Dicen que el agua es muy importante para la cerveza.
El distrito praguense de Karlin estuvo literalmente sumergido en ella durante las inundaciones que tuvieron lugar hace poco más de 20 años. Hoy, aseguradoras y fondos de inversión mediante, lo han convertido en un barrio gentrificado de edificios monumentales que concentra novedad y despliega toda clase de atractivos compatibles con la algoritmia de Instagram.
–Solo los turistas beben ya cerveza en el Old Town –comenta Jacob, un individuo de sagaces ojos azules que dirige un negocio de tours en la capital de la República Checa cuya idea central es la birra –: los mejores locales están en este lado del río.
Jacob habla con soltura, además del checo, español e inglés.
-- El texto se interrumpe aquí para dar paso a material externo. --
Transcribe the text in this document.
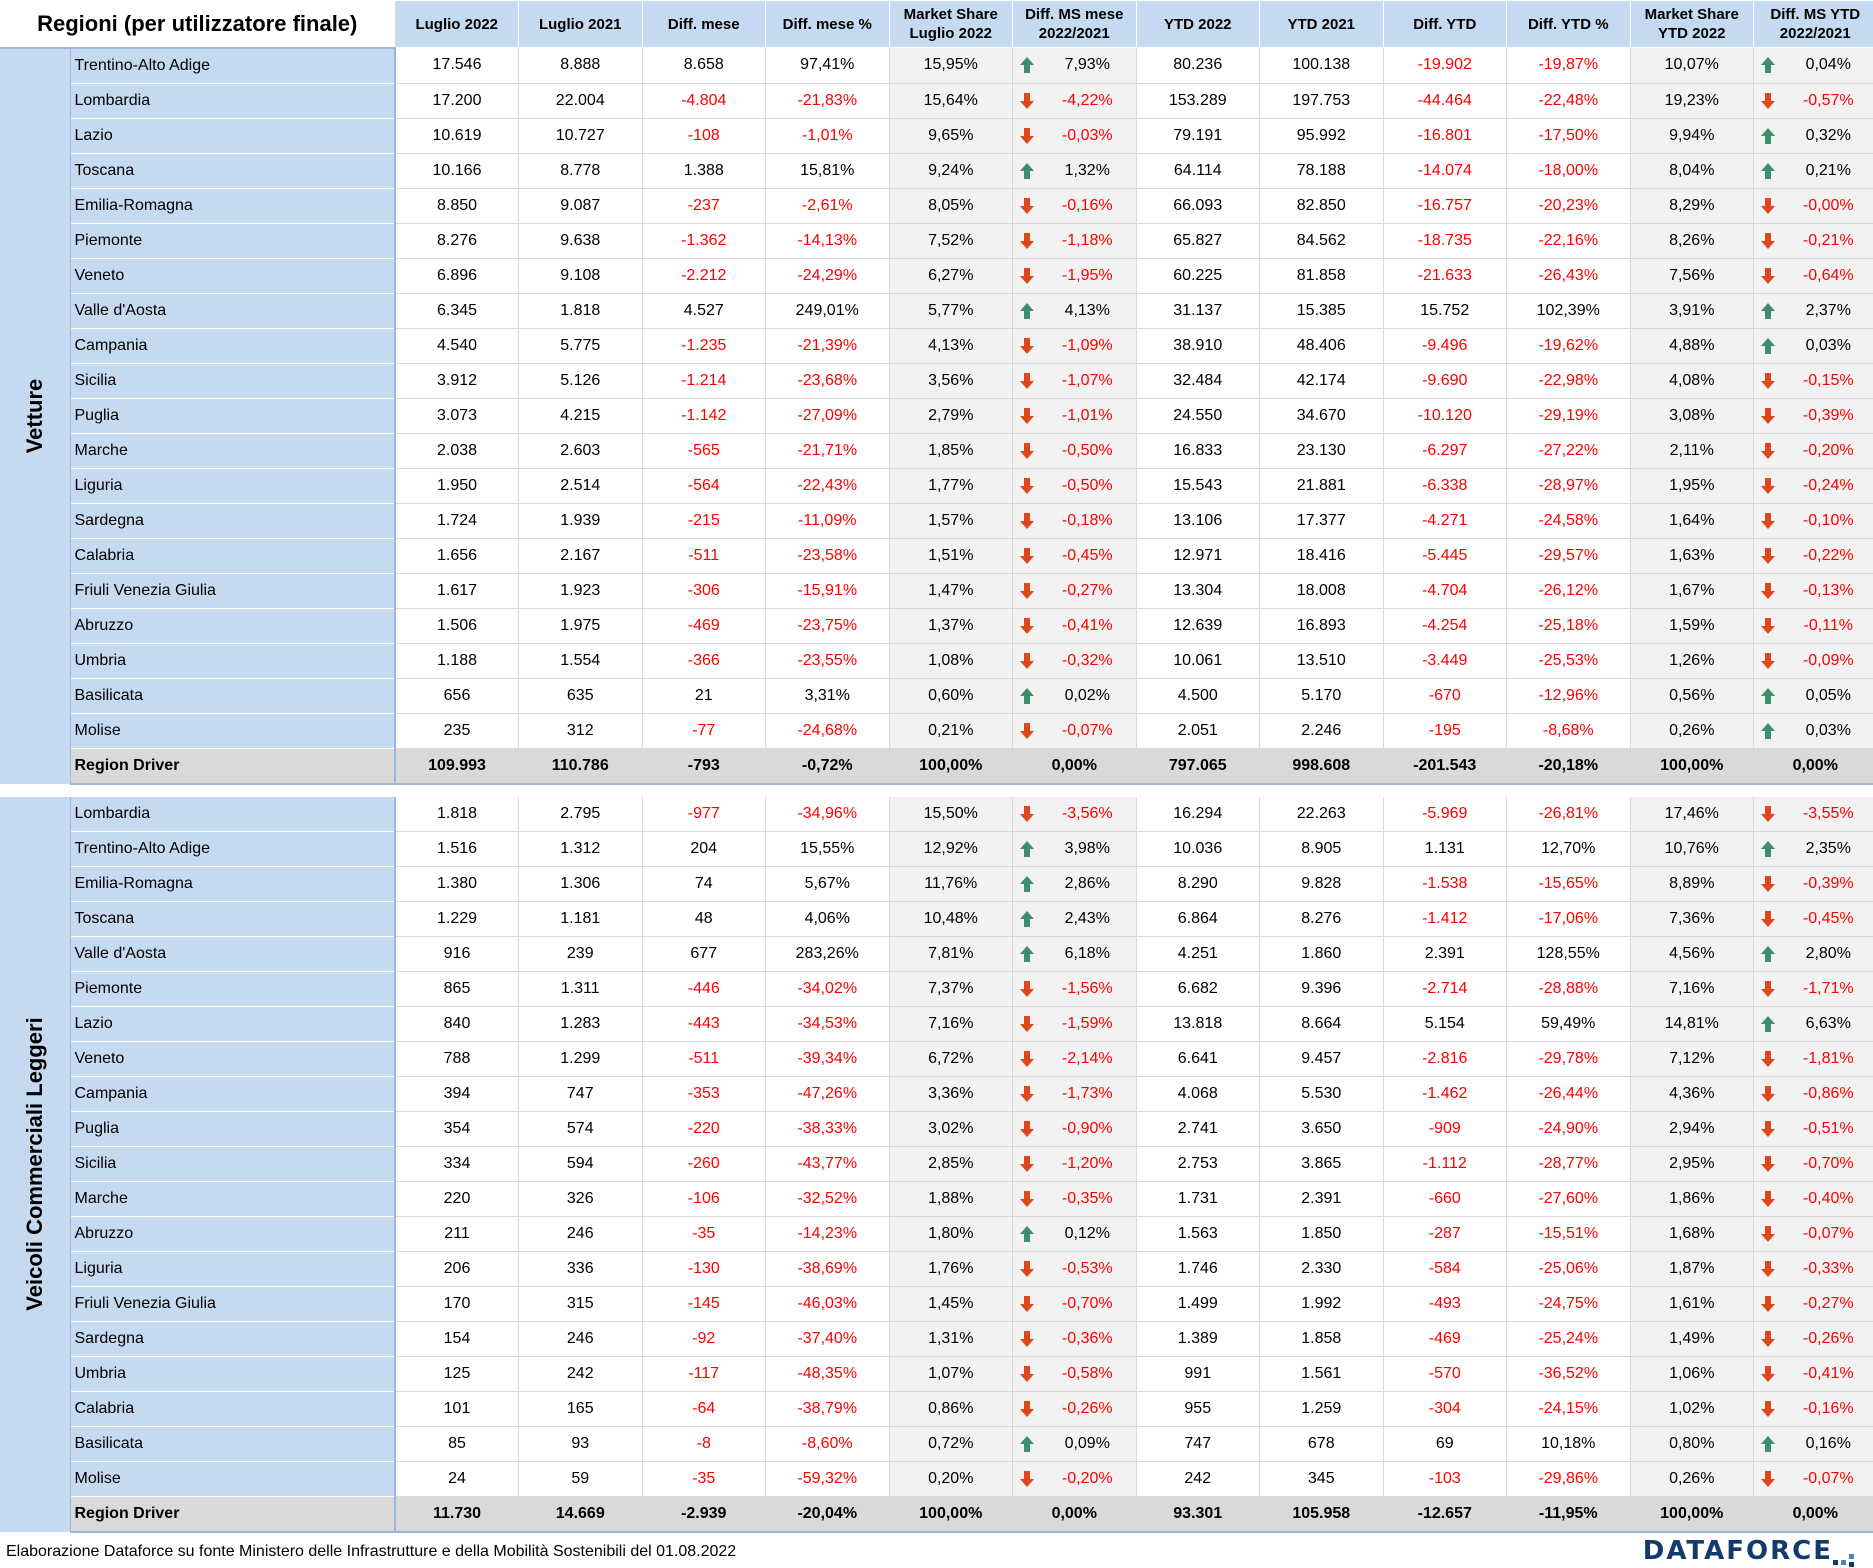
Regioni (per utilizzatore finale)		Luglio 2022	Luglio 2021	Diff. mese	Diff. mese %	Market Share Luglio 2022	Diff. MS mese 2022/2021	YTD 2022	YTD 2021	Diff. YTD	Diff. YTD %	Market Share YTD 2022	Diff. MS YTD 2022/2021

Vetture	Trentino-Alto Adige	17.546	8.888	8.658	97,41%	15,95%	7,93%	80.236	100.138	-19.902	-19,87%	10,07%	0,04%
	Lombardia	17.200	22.004	-4.804	-21,83%	15,64%	-4,22%	153.289	197.753	-44.464	-22,48%	19,23%	-0,57%
	Lazio	10.619	10.727	-108	-1,01%	9,65%	-0,03%	79.191	95.992	-16.801	-17,50%	9,94%	0,32%
	Toscana	10.166	8.778	1.388	15,81%	9,24%	1,32%	64.114	78.188	-14.074	-18,00%	8,04%	0,21%
	Emilia-Romagna	8.850	9.087	-237	-2,61%	8,05%	-0,16%	66.093	82.850	-16.757	-20,23%	8,29%	-0,00%
	Piemonte	8.276	9.638	-1.362	-14,13%	7,52%	-1,18%	65.827	84.562	-18.735	-22,16%	8,26%	-0,21%
	Veneto	6.896	9.108	-2.212	-24,29%	6,27%	-1,95%	60.225	81.858	-21.633	-26,43%	7,56%	-0,64%
	Valle d'Aosta	6.345	1.818	4.527	249,01%	5,77%	4,13%	31.137	15.385	15.752	102,39%	3,91%	2,37%
	Campania	4.540	5.775	-1.235	-21,39%	4,13%	-1,09%	38.910	48.406	-9.496	-19,62%	4,88%	0,03%
	Sicilia	3.912	5.126	-1.214	-23,68%	3,56%	-1,07%	32.484	42.174	-9.690	-22,98%	4,08%	-0,15%
	Puglia	3.073	4.215	-1.142	-27,09%	2,79%	-1,01%	24.550	34.670	-10.120	-29,19%	3,08%	-0,39%
	Marche	2.038	2.603	-565	-21,71%	1,85%	-0,50%	16.833	23.130	-6.297	-27,22%	2,11%	-0,20%
	Liguria	1.950	2.514	-564	-22,43%	1,77%	-0,50%	15.543	21.881	-6.338	-28,97%	1,95%	-0,24%
	Sardegna	1.724	1.939	-215	-11,09%	1,57%	-0,18%	13.106	17.377	-4.271	-24,58%	1,64%	-0,10%
	Calabria	1.656	2.167	-511	-23,58%	1,51%	-0,45%	12.971	18.416	-5.445	-29,57%	1,63%	-0,22%
	Friuli Venezia Giulia	1.617	1.923	-306	-15,91%	1,47%	-0,27%	13.304	18.008	-4.704	-26,12%	1,67%	-0,13%
	Abruzzo	1.506	1.975	-469	-23,75%	1,37%	-0,41%	12.639	16.893	-4.254	-25,18%	1,59%	-0,11%
	Umbria	1.188	1.554	-366	-23,55%	1,08%	-0,32%	10.061	13.510	-3.449	-25,53%	1,26%	-0,09%
	Basilicata	656	635	21	3,31%	0,60%	0,02%	4.500	5.170	-670	-12,96%	0,56%	0,05%
	Molise	235	312	-77	-24,68%	0,21%	-0,07%	2.051	2.246	-195	-8,68%	0,26%	0,03%
	Region Driver	109.993	110.786	-793	-0,72%	100,00%	0,00%	797.065	998.608	-201.543	-20,18%	100,00%	0,00%

Veicoli Commerciali Leggeri	Lombardia	1.818	2.795	-977	-34,96%	15,50%	-3,56%	16.294	22.263	-5.969	-26,81%	17,46%	-3,55%
	Trentino-Alto Adige	1.516	1.312	204	15,55%	12,92%	3,98%	10.036	8.905	1.131	12,70%	10,76%	2,35%
	Emilia-Romagna	1.380	1.306	74	5,67%	11,76%	2,86%	8.290	9.828	-1.538	-15,65%	8,89%	-0,39%
	Toscana	1.229	1.181	48	4,06%	10,48%	2,43%	6.864	8.276	-1.412	-17,06%	7,36%	-0,45%
	Valle d'Aosta	916	239	677	283,26%	7,81%	6,18%	4.251	1.860	2.391	128,55%	4,56%	2,80%
	Piemonte	865	1.311	-446	-34,02%	7,37%	-1,56%	6.682	9.396	-2.714	-28,88%	7,16%	-1,71%
	Lazio	840	1.283	-443	-34,53%	7,16%	-1,59%	13.818	8.664	5.154	59,49%	14,81%	6,63%
	Veneto	788	1.299	-511	-39,34%	6,72%	-2,14%	6.641	9.457	-2.816	-29,78%	7,12%	-1,81%
	Campania	394	747	-353	-47,26%	3,36%	-1,73%	4.068	5.530	-1.462	-26,44%	4,36%	-0,86%
	Puglia	354	574	-220	-38,33%	3,02%	-0,90%	2.741	3.650	-909	-24,90%	2,94%	-0,51%
	Sicilia	334	594	-260	-43,77%	2,85%	-1,20%	2.753	3.865	-1.112	-28,77%	2,95%	-0,70%
	Marche	220	326	-106	-32,52%	1,88%	-0,35%	1.731	2.391	-660	-27,60%	1,86%	-0,40%
	Abruzzo	211	246	-35	-14,23%	1,80%	0,12%	1.563	1.850	-287	-15,51%	1,68%	-0,07%
	Liguria	206	336	-130	-38,69%	1,76%	-0,53%	1.746	2.330	-584	-25,06%	1,87%	-0,33%
	Friuli Venezia Giulia	170	315	-145	-46,03%	1,45%	-0,70%	1.499	1.992	-493	-24,75%	1,61%	-0,27%
	Sardegna	154	246	-92	-37,40%	1,31%	-0,36%	1.389	1.858	-469	-25,24%	1,49%	-0,26%
	Umbria	125	242	-117	-48,35%	1,07%	-0,58%	991	1.561	-570	-36,52%	1,06%	-0,41%
	Calabria	101	165	-64	-38,79%	0,86%	-0,26%	955	1.259	-304	-24,15%	1,02%	-0,16%
	Basilicata	85	93	-8	-8,60%	0,72%	0,09%	747	678	69	10,18%	0,80%	0,16%
	Molise	24	59	-35	-59,32%	0,20%	-0,20%	242	345	-103	-29,86%	0,26%	-0,07%
	Region Driver	11.730	14.669	-2.939	-20,04%	100,00%	0,00%	93.301	105.958	-12.657	-11,95%	100,00%	0,00%
Elaborazione Dataforce su fonte Ministero delle Infrastrutture e della Mobilità Sostenibili del 01.08.2022	DATAFORCE
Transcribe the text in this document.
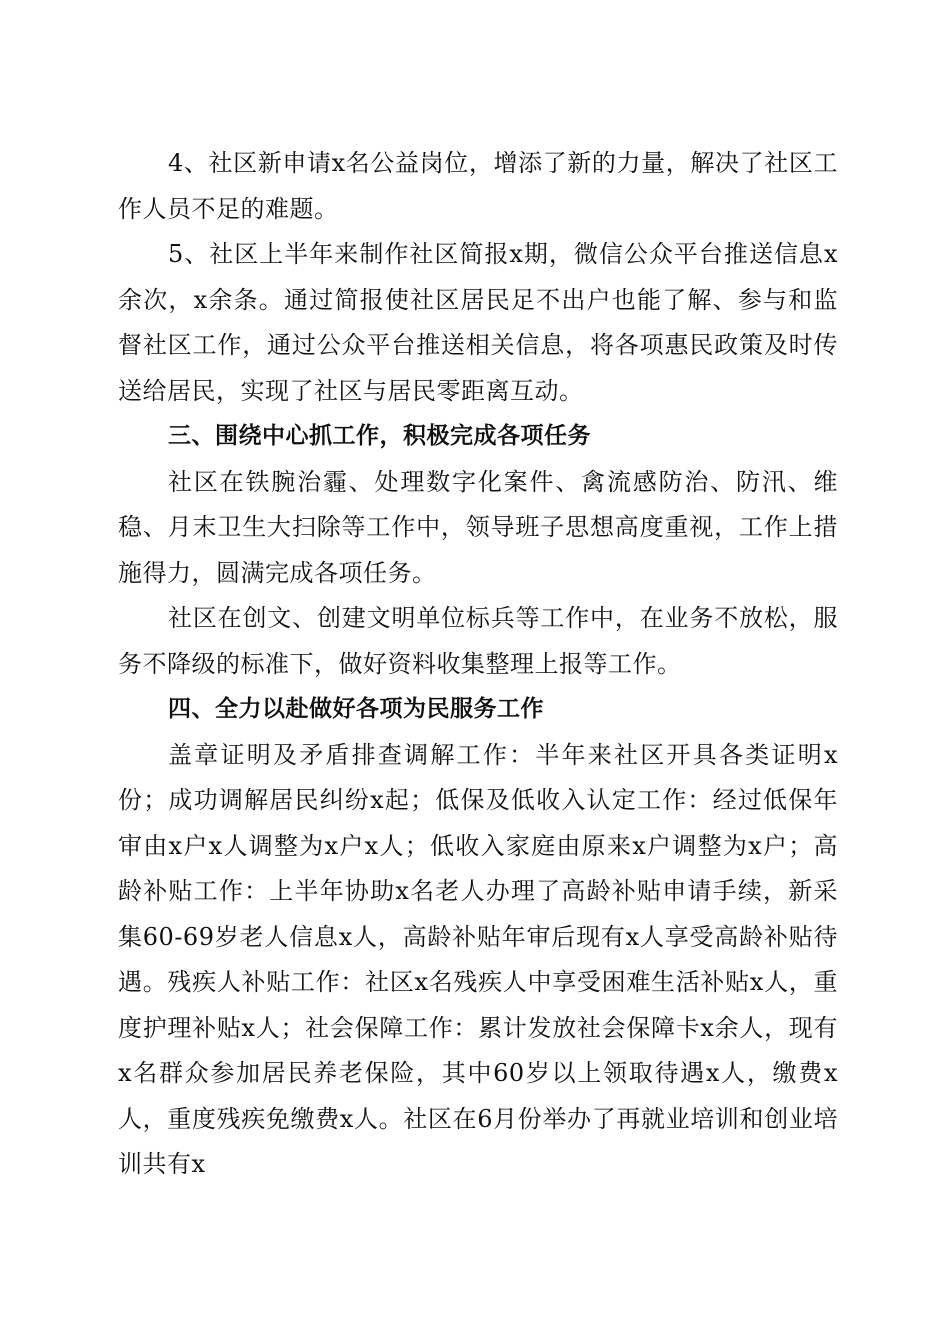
4、社区新申请x名公益岗位，增添了新的力量，解决了社区工作人员不足的难题。

5、社区上半年来制作社区简报x期，微信公众平台推送信息x余次，x余条。通过简报使社区居民足不出户也能了解、参与和监督社区工作，通过公众平台推送相关信息，将各项惠民政策及时传送给居民，实现了社区与居民零距离互动。

三、围绕中心抓工作，积极完成各项任务

社区在铁腕治霾、处理数字化案件、禽流感防治、防汛、维稳、月末卫生大扫除等工作中，领导班子思想高度重视，工作上措施得力，圆满完成各项任务。

社区在创文、创建文明单位标兵等工作中，在业务不放松，服务不降级的标准下，做好资料收集整理上报等工作。

四、全力以赴做好各项为民服务工作

盖章证明及矛盾排查调解工作：半年来社区开具各类证明x份；成功调解居民纠纷x起；低保及低收入认定工作：经过低保年审由x户x人调整为x户x人；低收入家庭由原来x户调整为x户；高龄补贴工作：上半年协助x名老人办理了高龄补贴申请手续，新采集60-69岁老人信息x人，高龄补贴年审后现有x人享受高龄补贴待遇。残疾人补贴工作：社区x名残疾人中享受困难生活补贴x人，重度护理补贴x人；社会保障工作：累计发放社会保障卡x余人，现有x名群众参加居民养老保险，其中60岁以上领取待遇x人，缴费x人，重度残疾免缴费x人。社区在6月份举办了再就业培训和创业培训共有x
Nos ha dejado bien claro en una docena de ocasiones que es economista, como si lamentara que Christine Lagarde no se hubiera fijado en él como adlátere. Asegura que debemos poner en tela de juicio el relato de Pilsner Urquell, la principal cervecera checa, una de las más importantes del mundo, propiedad hoy del zaibatsu nipón Asahi Group Holdings.
Estamos en Pivovarský klub Benedict, en la misma calle de la Iglesia de San Cirilo, lugar en el que plantaron cara hasta la muerte los aguerridos comandos–paracaidistas checos que atentaron contra el infame jerarca nazi Reinhard Heydrich, el carnicero de Praga, un sujeto siniestro que, por cierto, poco apreciaba la cerveza, lo que de alguna forma hizo más inapropiada si cabe su presencia en Moravia y Bohemia. El animado establecimiento contiene todos los elementos de fondo y forma para aplicar esa categoría siempre contemporánea consistente en encabezar con el prefijo neo cualquier modelo de negocio actualizado, en este caso una neotaberna. La cocina es atractiva y revisa con cosmopolitismo mestizo las recetas tradicionales checas de tasca (knedlíky, pato asado, guláš…); mientras que la cerveza de la casa, una lager sin pasteurizar ni filtrar, es excelente. En un momento dado, Stephen Beaumont, especialista canadiense en bebidas alcohólicas, autor de Atlas mundial de la cerveza, le pegunta a Jacob qué valor añadido aporta la ausencia de filtrado. El guía se sonríe y cambia de tema. Beaumont sentencia que “es un tema estético para los frikis recién llegados a esta bebida”.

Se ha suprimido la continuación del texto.